Eh bien maintenant, tu le sais. Je lui jetai un faible regard attristé et alourdi par la souffrance que j'éprouvais. Je ressentais presque de la compassion et l'envie de m'excuser me déchira le cœur. Mais je n'en fis rien. C'était moi qui étais à plaindre.

- Je t'excuse, mais en revanche, tu retourneras au lycée, dit-elle sincèrement.

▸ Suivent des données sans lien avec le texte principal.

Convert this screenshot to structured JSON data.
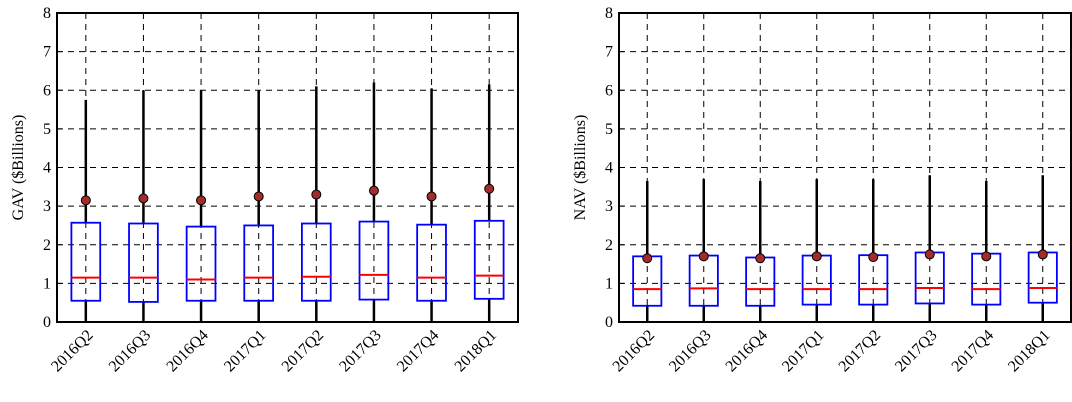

Oublions la compassion et les excuses. J'ignorais ce qui me retenait de lui briser la nuque ! N'avait-elle pas pris en compte mon avertissement de tout à l'heure ? Alors que je me sentis fulminer à nouveau, elle ajouta d'un ton neutre :

- Demain, nous avons un rendez-vous avec la famille Jackson. Fais en sorte d'être présentable, dit-elle sur un ton méprisant en posant sur ma commode une robe de dentelle noire.

Je ne pris pas la peine de la regarder de façon plus détaillée. Je fermai les yeux, et m'assoupis.

Mon sommeil fut tourmenté par des cauchemars. Tout d'abord je me réveillai chez moi, puis je tuai ma mère sans aucun scrupule. Ensuite, mon père m'avait emmenée de force au lycée, et, après avoir tué une bonne vingtaine de personne, j'avais réduit l'établissement en cendres. Et pour finir, je m'étais nourrie du sang de Clara au cinéma.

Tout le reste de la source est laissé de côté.